Should Federal Government Have a Holistic Tech Policy?

Should we look at tech policy as a whole, or is piecemeal serving us OK?


Tue, January 11, 2005

CIO — One thing that I've realized since I started covering technology policy is that people in that small community--including analysts, academics and journalists like me--take it for granted that the field exists. People outside of that community--including just about everyone else, even the vast majority of policy makers--don't think about issues like cybersecurity, broadband deployment or R&D priorities as having anything to do with one another. In this dominant view, technology innovations are the province of the field they occur in: Voice over IP is just a telecomm issue, for example. Of course, no one would dispute that VoIP is a telecommunications technology, but isn't it more? The tech camp tries to put these innovations in a broader context: Information has become the bedrock of our economy and society, and these technology innovations are a part of the infrastructure that allows us to manage it.

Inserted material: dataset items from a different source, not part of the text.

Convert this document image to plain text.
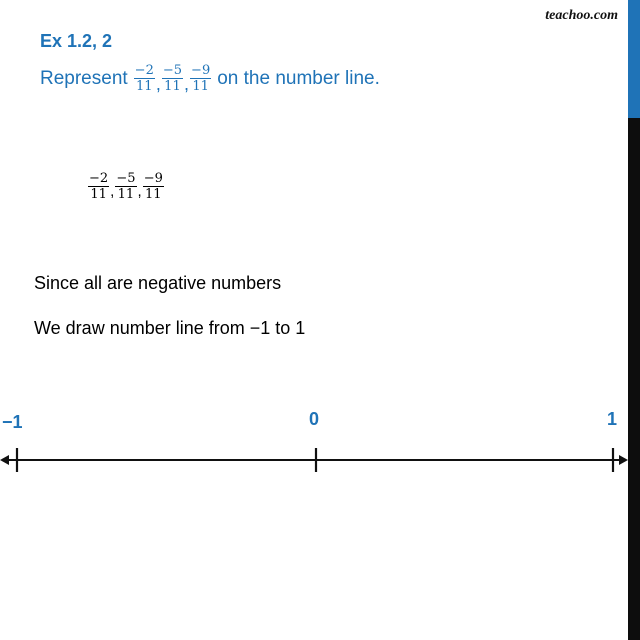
teachoo.com
Ex 1.2, 2
Represent $\frac{-2}{11}$ , $\frac{-5}{11}$ , $\frac{-9}{11}$ on the number line.
$\frac{-2}{11}$ , $\frac{-5}{11}$ , $\frac{-9}{11}$
Since all are negative numbers
We draw number line from −1 to 1
−1	0	1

Before getting to the heart of the post, let me acknowledge that the terminology here is not as precise as I would like. Sometimes it isn't specific technologies so much as it is technology topics or problems. But the government takes the same approach to these as it does to an individual piece of technology, which is to hand it off to the existing agency whose mission it best fits, even if it is a bad fit. So the FCC gets to make policy about communication technologies like broadband, VoIP and wireless. On the issue side the FTC gets spam, Justice gets identity theft, and Homeland Security gets viruses and hacks under the cybersecurity banner. No one really looks at these issues as being part of a whole.

My question is, simply: Should we? Is technology, by which I collectively mean the various issues and advancements that could fit under that big umbrella, important enough that someone or some group in the government should start thinking about it like it is a singular topic area? Keep in mind I am not suggesting that we have a hands-on government that interferes with industry; it's more like should the right hand know what the left is doing? I'm very curious to see where the CIO community stands on this, so please, comment away.